With the starting pitching market dwindling, Gavin Floyd could become a hot commodity.
Since becoming a full-time member of the White Sox starting rotation, Gavin Floyd has won at least 10 games every season. He has made at least 29 starts over that time and his ERA has topped out at 4.37, even though he plays in one of the best ballparks to hit in. He signed a team-friendly contract back in 2009, where he received $25 million over five years. He is entering the final year of that contract and will earn $9.5 million in 2013.
While Floyd has been a solid starter and isn't breaking the bank, he also has never fully reached his potential. In 2008, he was 17-8 with a 3.84 ERA over 206⅓ innings. He has never reached any of those marks since. He became what he is: A guy that will take the ball and give you some real good games, a few real bad ones and will keep you in the game most of the time. That is still a valuable asset that a lot of teams are overpaying for on the free agent market.

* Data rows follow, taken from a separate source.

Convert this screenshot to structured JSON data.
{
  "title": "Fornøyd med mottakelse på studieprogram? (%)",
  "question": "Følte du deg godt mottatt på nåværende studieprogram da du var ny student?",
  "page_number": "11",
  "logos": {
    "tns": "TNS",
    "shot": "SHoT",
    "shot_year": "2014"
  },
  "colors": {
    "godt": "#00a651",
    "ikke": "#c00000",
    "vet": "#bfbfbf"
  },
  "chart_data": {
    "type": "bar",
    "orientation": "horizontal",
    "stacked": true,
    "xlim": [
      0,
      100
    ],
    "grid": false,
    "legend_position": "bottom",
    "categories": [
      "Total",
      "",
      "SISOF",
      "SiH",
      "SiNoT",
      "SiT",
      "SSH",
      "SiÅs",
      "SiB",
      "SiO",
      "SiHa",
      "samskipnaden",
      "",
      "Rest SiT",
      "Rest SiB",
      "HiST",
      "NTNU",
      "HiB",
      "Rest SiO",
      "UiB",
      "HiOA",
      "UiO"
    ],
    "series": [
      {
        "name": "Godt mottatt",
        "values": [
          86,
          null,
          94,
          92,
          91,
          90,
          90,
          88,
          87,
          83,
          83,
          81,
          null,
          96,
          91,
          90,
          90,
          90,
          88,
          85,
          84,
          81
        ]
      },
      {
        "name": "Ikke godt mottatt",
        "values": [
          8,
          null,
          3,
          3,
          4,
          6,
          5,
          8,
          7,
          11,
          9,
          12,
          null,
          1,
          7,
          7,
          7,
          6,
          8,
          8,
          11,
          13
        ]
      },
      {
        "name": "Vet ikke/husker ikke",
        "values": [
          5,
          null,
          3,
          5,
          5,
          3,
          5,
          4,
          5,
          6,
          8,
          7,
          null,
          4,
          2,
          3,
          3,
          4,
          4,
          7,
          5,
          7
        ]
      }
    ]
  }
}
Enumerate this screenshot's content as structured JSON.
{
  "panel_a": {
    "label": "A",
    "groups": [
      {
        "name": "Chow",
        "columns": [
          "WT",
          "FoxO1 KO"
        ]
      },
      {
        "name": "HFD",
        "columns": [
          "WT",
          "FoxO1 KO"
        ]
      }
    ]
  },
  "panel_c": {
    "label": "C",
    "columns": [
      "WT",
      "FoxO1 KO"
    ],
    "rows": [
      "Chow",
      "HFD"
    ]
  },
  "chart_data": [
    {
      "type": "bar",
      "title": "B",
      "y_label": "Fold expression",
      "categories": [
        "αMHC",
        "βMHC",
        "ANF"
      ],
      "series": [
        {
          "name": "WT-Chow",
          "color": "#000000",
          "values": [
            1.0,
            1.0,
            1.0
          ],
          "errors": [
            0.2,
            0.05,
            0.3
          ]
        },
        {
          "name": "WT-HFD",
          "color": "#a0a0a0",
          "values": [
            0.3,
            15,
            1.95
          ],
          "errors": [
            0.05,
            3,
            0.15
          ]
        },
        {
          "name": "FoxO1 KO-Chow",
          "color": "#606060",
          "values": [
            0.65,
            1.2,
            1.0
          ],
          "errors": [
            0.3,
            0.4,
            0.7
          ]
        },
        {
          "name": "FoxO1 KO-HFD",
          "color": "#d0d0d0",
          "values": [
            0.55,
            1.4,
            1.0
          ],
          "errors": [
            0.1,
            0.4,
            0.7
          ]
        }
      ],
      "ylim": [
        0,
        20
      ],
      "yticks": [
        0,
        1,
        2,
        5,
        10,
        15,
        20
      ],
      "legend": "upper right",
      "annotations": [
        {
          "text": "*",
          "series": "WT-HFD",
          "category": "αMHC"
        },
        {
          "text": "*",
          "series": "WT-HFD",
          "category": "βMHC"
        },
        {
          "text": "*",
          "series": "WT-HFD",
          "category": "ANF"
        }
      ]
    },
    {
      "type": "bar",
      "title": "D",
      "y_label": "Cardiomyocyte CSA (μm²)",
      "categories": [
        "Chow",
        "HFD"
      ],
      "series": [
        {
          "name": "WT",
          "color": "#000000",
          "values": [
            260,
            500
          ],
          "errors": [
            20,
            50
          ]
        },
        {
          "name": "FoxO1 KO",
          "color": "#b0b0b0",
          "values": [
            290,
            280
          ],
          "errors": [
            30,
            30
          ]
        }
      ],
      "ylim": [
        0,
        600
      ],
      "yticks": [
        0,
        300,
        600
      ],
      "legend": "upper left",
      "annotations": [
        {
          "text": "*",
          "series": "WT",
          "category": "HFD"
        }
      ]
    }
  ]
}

The White Sox have a pretty solid rotation right now. If all goes well, Jake Peavy, Chris Sale, John Danks, Floyd and Jose Quintana can be put up against most teams one through five. However, Peavy and Sale are still question marks as far as durability goes. Danks is coming off of an injury that saw him miss most of 2012 and Quintana had a great start and tailed off down the stretch. Hector Santiago and Dylan Axelrod are the next guys in line if anything should happen to the front five. All of that leaves Floyd as the most reliable guy in your rotation.
That being said, if there is an offer for something that will improve the club down the line, I think you have to move him. Anibal Sanchez just received $80 million over five seasons from the Tigers. He is a little bit younger than Floyd and has a little less wear and tear on his arm, but they aren't all that different. Floyd will probably cash in strong with a good season this year. I don't want the White Sox to be the team that pays for him going forward.
So the smart move, in my opinion, would be to flip him. Get a bat. Get some prospects. You should be able to get something pretty decent for one season of Floyd. The Texas Rangers have to be a place that would be interested in Floyd. Maybe the Angels. How about the Blue Jays? A lot of teams are looking for pitching. There are still a couple of free agents in Kyle Lohse and Edwin Jackson but after that the pickings are slim.
There are also some free agent wild cards you could add to give the White Sox rotation some depth going forward. My personal preference would be to see if Edwin Jackson would take a deal in the $11-13 million range for a couple of seasons, but that is wishful thinking.
Marcum, 30, is 57-36 over his seven seasons with a 3.76 ERA. The Royals were the team linked to him the most this offseason but with them getting James Shields and Wade Davis that interest has tapered off. Marcum only threw 124 innings in 2012 and has had some issues staying healthy (he missed all of 2009), but he has been successful when on the mound. The White Sox keep guys on the mound better than most teams. Moving Floyd and signing Marcum wouldn't hurt the Sox and if all went well, could make them better. Especially when you factor in the return of Floyd.
Jurrjens, 26, was non-tendered earlier this off-season by the Atlanta Braves. He's had his own injury issues, as he only threw 48⅓ innings last year. However, Jurrjens was an all star in 2011, when he went 13-6 with a 2.96. In 2009, he was 14-10 with a 2.60. As a rookie in 2008, he was 13-10 with a 3.68. The guy has talent if he can remain healthy. I would think he'd be looking for a shorter term contract that would allow him to replenish some value and hit the market again in a year or two. I think he's a very good match for the White Sox.
Hernandez, 32, would be a bigger gamble than the other two. He had a great 2007, when he went 19-8 with a 3.06 ERA, but hasn't been nearly as successful since. He missed most of last season because of identity fraud in which it was found out that there really was no Frosty Corona and instead he was Roberto Hernandez. The year before he was 7-15 with a 5.25 ERA. He doesn't strike out a lot of guys, but is a master at getting ground balls (56.6% ground ball rate since 2008). This is a classic case of "Coop can fix 'em." The Rays were said to be nearing a deal with Hernandez, but it hasn't happened yet, so he is still out there.
With the options still available to replace Floyd in the rotation, I think you can move him, make a signing and let Herm Schneider and Don Cooper do what they are good at.